= Rent-sangla scam =

Philippine scam of mortgaging rental cars

A rent-sangla scam, also known as rent-tangay scam, is a confidence trick that began to be performed in the Philippines in early 2017.

According to local reports, victims of a so-called ‘rent-sangla’ (rent-mortgage) scam reported discovering that they had fallen victim to fraudulent promises of rental income, after learning that their vehicles had been mortgaged or sold to other parties without their knowledge. Eight individuals, five of them from Laguna province, had been charged for violations of Article 315 of the Philippine Revised Penal Code, concerning large-scale swindling (estafa), and in relation to Presidential Decree 1689 (which increased the penalty of certain forms of swindling/estafa). Fearing that the suspects might flee the country, the victims asked the Department of Justice (DOJ) to issue immigration lookout bulletins/orders against suspects Martin Perez, Tychicus Historillo Nambio, Rafaela Anunciacion (the supposed mastermind of the scam), and Lea Constantino Rosales. Justice Secretary Vitaliano Aguirre later announced that approximately 500 vehicles had already been seized by law enforcement authorities in Cavite and Laguna.

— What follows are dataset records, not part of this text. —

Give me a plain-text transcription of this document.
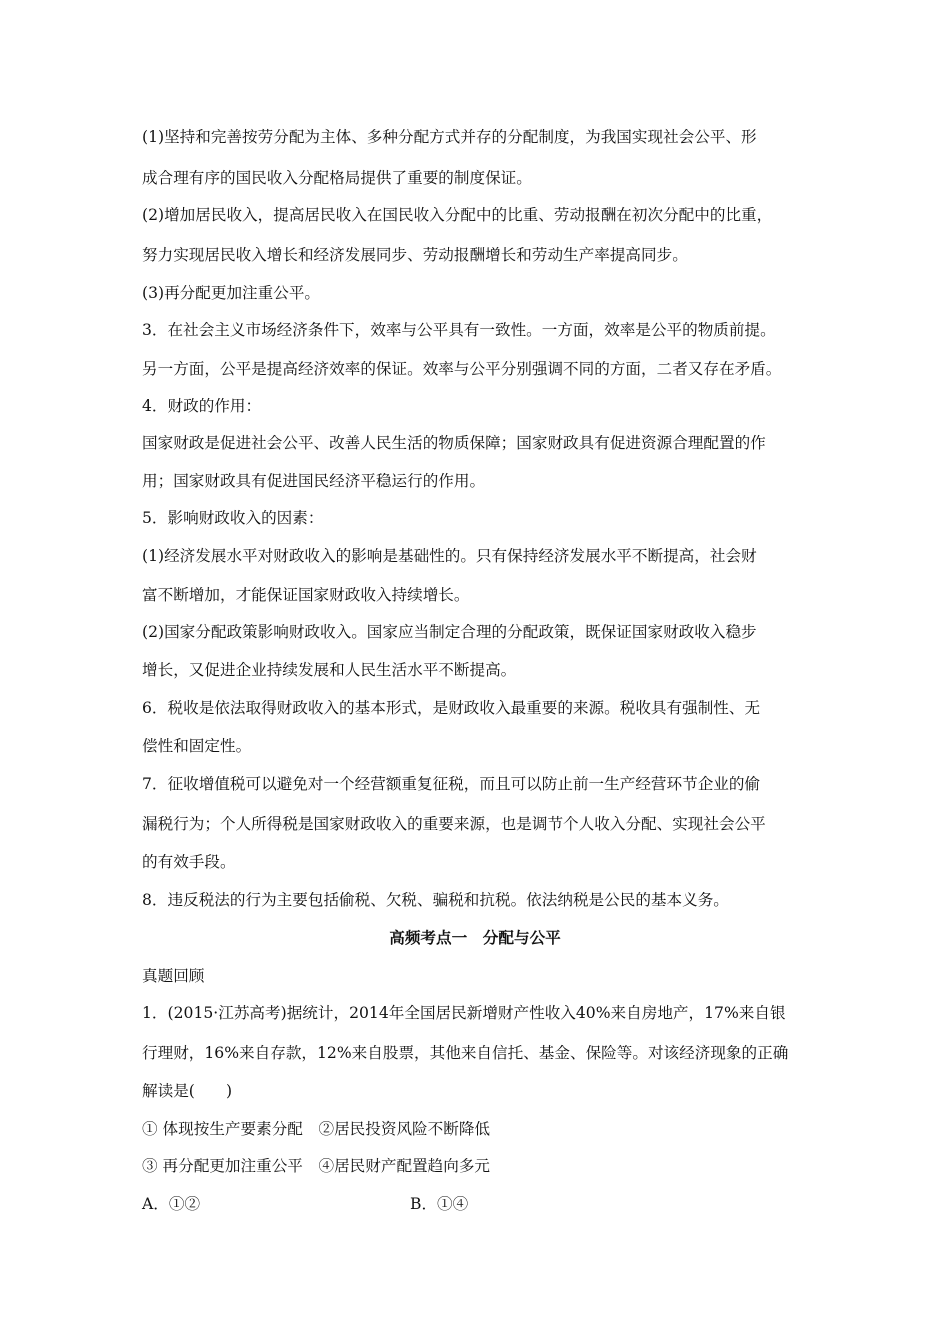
(1)坚持和完善按劳分配为主体、多种分配方式并存的分配制度，为我国实现社会公平、形
成合理有序的国民收入分配格局提供了重要的制度保证。
(2)增加居民收入，提高居民收入在国民收入分配中的比重、劳动报酬在初次分配中的比重，
努力实现居民收入增长和经济发展同步、劳动报酬增长和劳动生产率提高同步。
(3)再分配更加注重公平。
3．在社会主义市场经济条件下，效率与公平具有一致性。一方面，效率是公平的物质前提。
另一方面，公平是提高经济效率的保证。效率与公平分别强调不同的方面，二者又存在矛盾。
4．财政的作用：
国家财政是促进社会公平、改善人民生活的物质保障；国家财政具有促进资源合理配置的作
用；国家财政具有促进国民经济平稳运行的作用。
5．影响财政收入的因素：
(1)经济发展水平对财政收入的影响是基础性的。只有保持经济发展水平不断提高，社会财
富不断增加，才能保证国家财政收入持续增长。
(2)国家分配政策影响财政收入。国家应当制定合理的分配政策，既保证国家财政收入稳步
增长，又促进企业持续发展和人民生活水平不断提高。
6．税收是依法取得财政收入的基本形式，是财政收入最重要的来源。税收具有强制性、无
偿性和固定性。
7．征收增值税可以避免对一个经营额重复征税，而且可以防止前一生产经营环节企业的偷
漏税行为；个人所得税是国家财政收入的重要来源，也是调节个人收入分配、实现社会公平
的有效手段。
8．违反税法的行为主要包括偷税、欠税、骗税和抗税。依法纳税是公民的基本义务。
高频考点一　分配与公平
真题回顾
1．(2015·江苏高考)据统计，2014年全国居民新增财产性收入40%来自房地产，17%来自银
行理财，16%来自存款，12%来自股票，其他来自信托、基金、保险等。对该经济现象的正确
解读是(　　)
① 体现按生产要素分配　②居民投资风险不断降低
③ 再分配更加注重公平　④居民财产配置趋向多元
A．①②	B．①④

Anunciacion was arrested on 2 March in Laguna by members of the Philippine National Police Regional Highway Patrol Group (PNP-HPG), but was released after posting bail of ₱40,000. A total of 200 complaints were filed against Anunciacion and Nambio.

In mid-March 2017, Aguirre announced that the NBI would be filing a separate complaint against those responsible for the scam. He also noted that 184 out of 300 vehicles snatched by the scheme have been returned to their respective owners. According to PNP-HPG, around 1,800 vehicles have reportedly been victimized by the scheme, but that 107 of confirmed 457 stolen vehicles were recovered during police operations in Metro Manila, Southern Tagalog, and Central Luzon.

On August 25, 2018, the alleged mastermind Rafaela Anunciacion was arrested again by the PNP-HPG.